Links indicados[editar | editar código-fonte]

  • 1. http//www.sendmail.org - site oficial do sendmail. Pode-se encontrar neste site, além dos mais recentes arquivos-fontes para instalação, também documentação oficial: FAQs, como-fazer, etc.
  • 2. http://www.qmail.org - site oficial do servidor de e-mail qmail, considerado assim como o Postfix, um dos fortes concorrentes ao posto de servidor de e-mail padrão nas distribuições. Além de ser mais seguro, o qmail é também mais veloz e mais robusto.
  • 3. http://www.postfix.org - site oficial do servidor de e-mail postfix, que é atualmente o servidor de e-mail padrão da distribuição Conectiva.
  • 4. http://www.procmail.org - site oficial do procmail, um MDA bastante popular, que possui várias funcionalidades de resposta automática, filtragem de e-mails, redirecionamento de e-mail, etc.
  • 5. http://www.barnard.edu/at/training/eudora/imap.html - POP vs IMAP - É um documento escrito pela Universidade de Barnard, bastante simples e bem objetivo que compara os dois protocolos mais utilizados para se acessar remotamente e-mails de um servidor.
  • 6. http://www.washington.edu/imap/ - Site oficial do UW imap - o mais popular dos servidores IMAP, fornecido como padrão na distribuição Conectiva.
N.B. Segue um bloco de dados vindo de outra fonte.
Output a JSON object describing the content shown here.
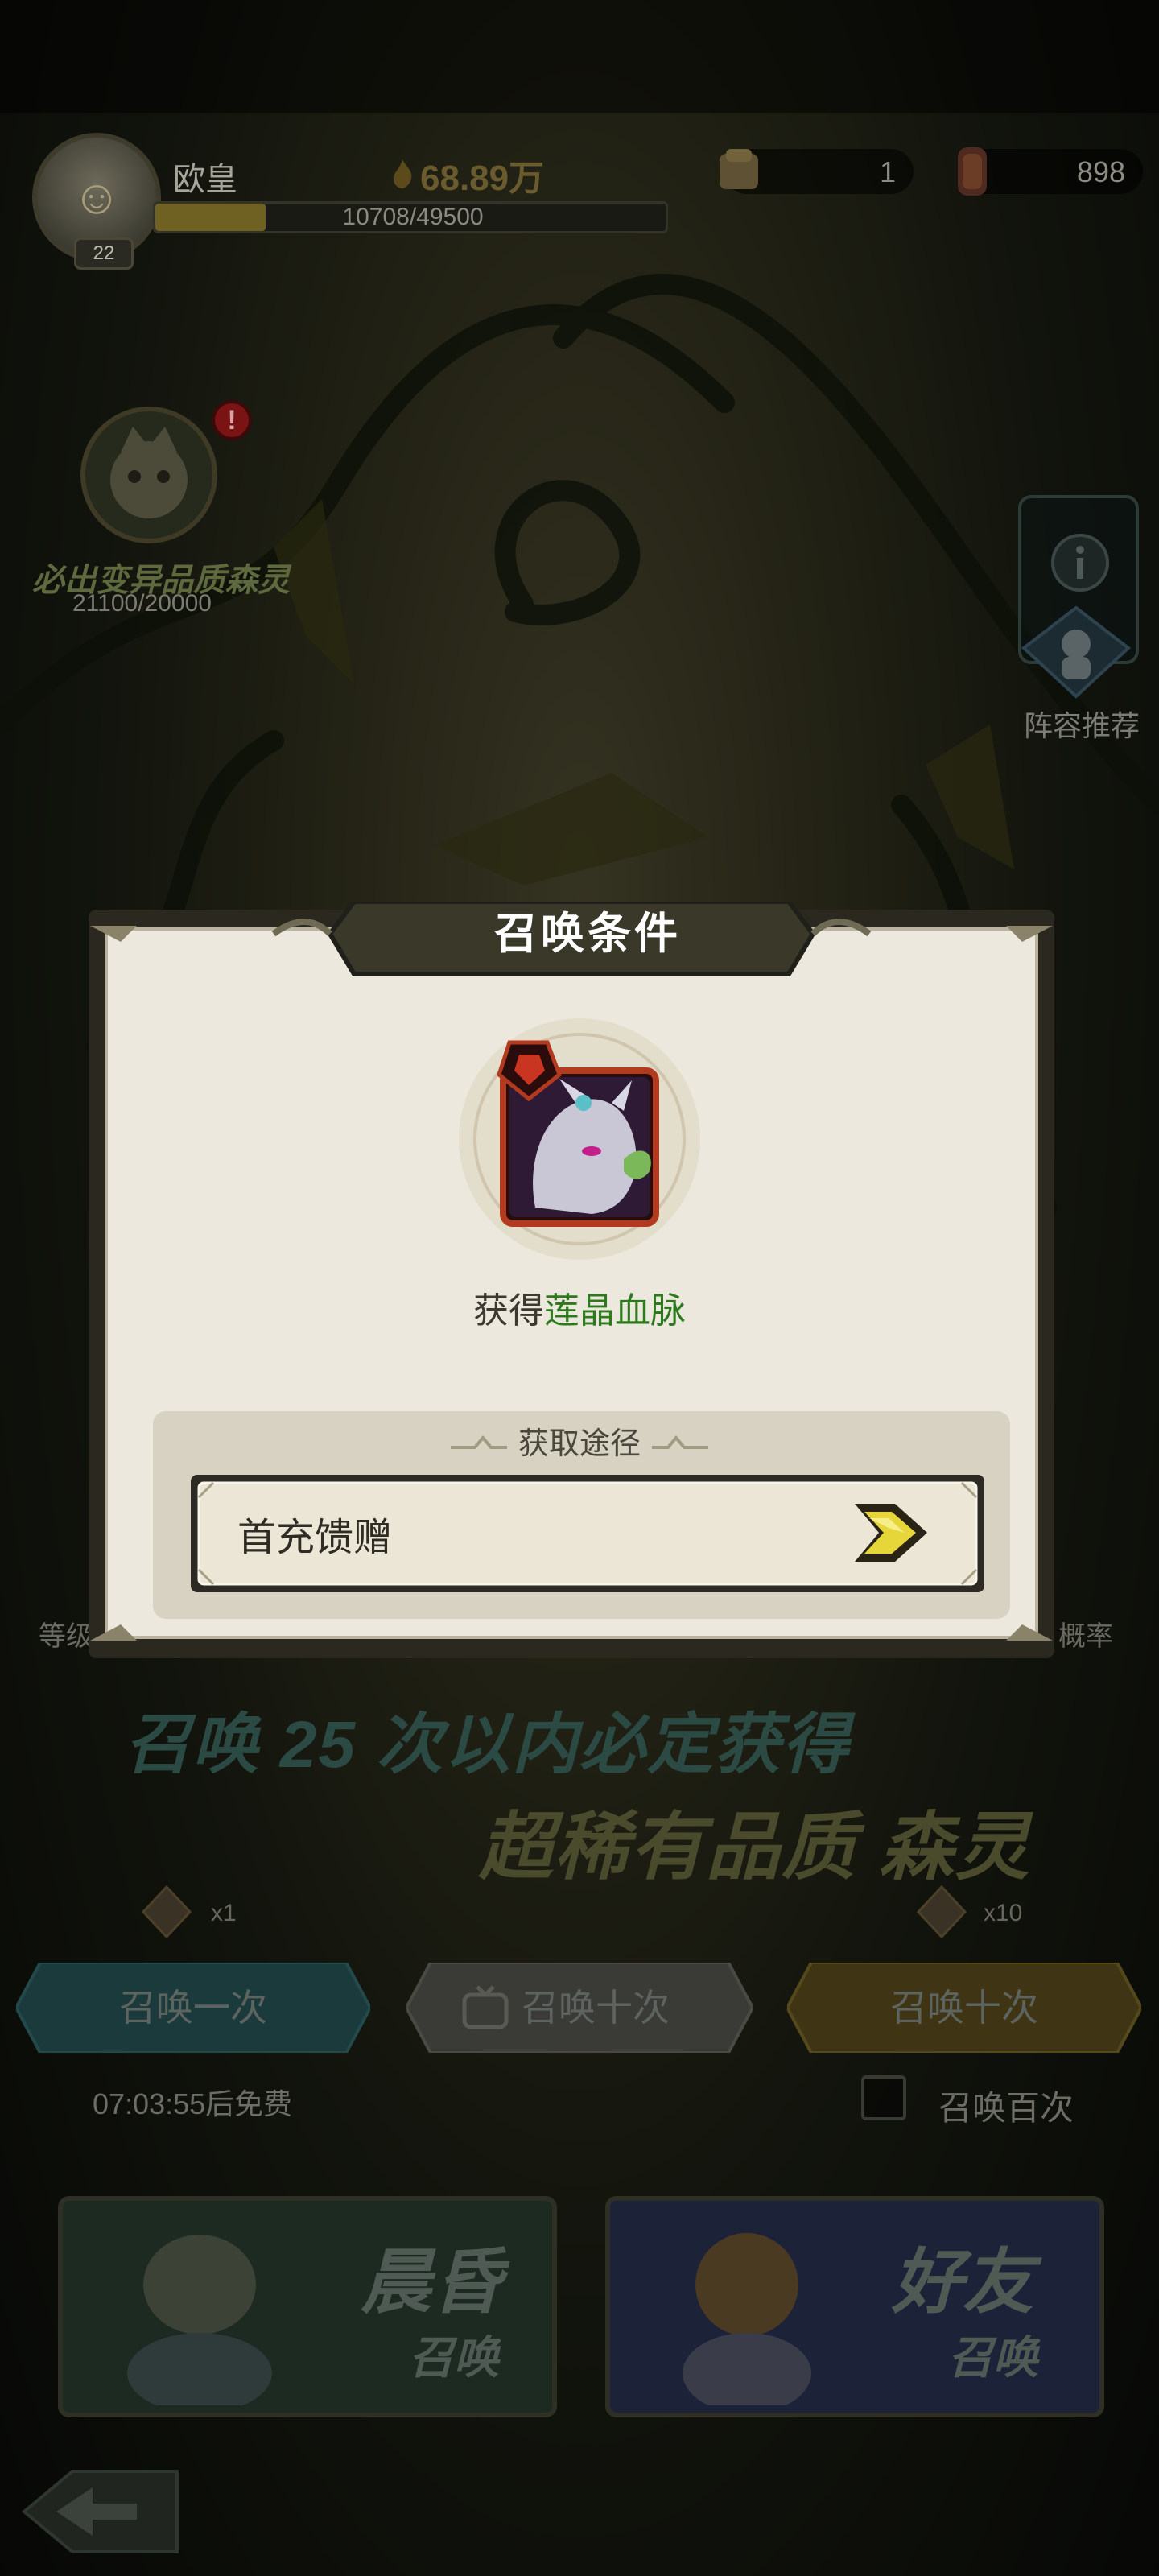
{
  "player": {
    "name": "欧皇",
    "level": "22",
    "exp_text": "10708/49500",
    "exp_fraction": 0.216,
    "power": "68.89万"
  },
  "currencies": [
    {
      "icon": "summon-scroll-icon",
      "value": "1"
    },
    {
      "icon": "premium-scroll-icon",
      "value": "898"
    }
  ],
  "event": {
    "title": "必出变异品质森灵",
    "progress": "21100/20000",
    "alert": "!"
  },
  "side": {
    "lineup_label": "阵容推荐",
    "level_label": "等级",
    "rate_label": "概率"
  },
  "banner": {
    "line1": "召唤 25 次以内必定获得",
    "line2": "超稀有品质 森灵"
  },
  "summon": {
    "single_cost": "x1",
    "ten_cost": "x10",
    "single_label": "召唤一次",
    "ad_ten_label": "召唤十次",
    "ten_label": "召唤十次",
    "free_timer": "07:03:55后免费",
    "hundred_label": "召唤百次"
  },
  "modes": [
    {
      "title": "晨昏",
      "sub": "召唤"
    },
    {
      "title": "好友",
      "sub": "召唤"
    }
  ],
  "modal": {
    "title": "召唤条件",
    "obtain_prefix": "获得",
    "obtain_name": "莲晶血脉",
    "source_header": "获取途径",
    "source_item": "首充馈赠"
  },
  "colors": {
    "accent_green": "#2d7a1e",
    "modal_paper": "#ece8dd",
    "title_plate": "#3a3828"
  }
}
Neste site mantido pela Universidade de Washington, além de estar disponível o código-fonte do servidor IMAP, também oferece: documentação, biblioteca em C do cliente IMAP, FAQs e listas de discussão oficiais.
  • 7. http://asg.web.cmu.edu/cyrus/imapd/ - Outra opção de servidor IMAP, mantido pela Universidade de Carnegie Mellon, através do notório projeto Cyrus. Este servidor IMAP também é conhecido como Cyrus IMAP Server.

Exercícios de revisão[editar | editar código-fonte]

  • 1. Mostre o passo-a-passo para enviar através do comando telnet um email via protocolo SMTP para um usuário de sua máquina local chamado “fulano”. Também com o comando telnet, verifique o conteúdo da caixa postal de “fulano”.
  • 2. Como eu poderia configurar o sendmail para que todo email por ele enviado para o usuário root, além de ser armazenado na caixa postal local do root, seja também enviado para o usuário local fulano e para o beltrano, de email beltrano@algumdominio.com.br?
  • 3. Suponha que o seu servidor esteja atualmente enviando e-mail com identificação de remetentes do tipo fulano@maquina.algumdominio.com.br, o que deveria ser feito para que isto fosse trocado por simplesmente fulano@algumdominio.com.br?
  • 4. Defina com suas próprias palavras, os termos MUA, MDA e MTA? O MDA é sempre encontrado nos servidores de email (cite exemplos)? Qual é a diretiva do sendmail que define qual MDA é utilizado?
  • 5. Como eu poderia liberar uma rede de computadores para fazer redirecionamento pelo meu servidor SMTP? Que incoveniência teria em liberar todas redes (sem restrição de relay)?
  • 6. O que é o m4? Qual é a função dele na configuração do sendmail? Como eu o instalo? Crie um exemplo de arquivo de macros m4 e explique brevemente cada diretiva deste arquivo.
  • 7. Qual é a funcionalidade e diferenças entre os protocolos SMTP, POP e IMAP? Mostre brevemente como seria a instalação de cada um destes protocolos.
  • 8. Quais são as principais deficiências do sendmail? Quais são seus principais “concorrentes”?
  • 9. O que é o comando mail? Para que serve? Como posso utilizá-lo para enviar , receber e-mail? Como seria utilizado para testar mais detalhadamente o envio de um e-mail?
  • 10. Qual é a necessidade e quais formas de interação com a pilha [queue] de e-mails do sendmail?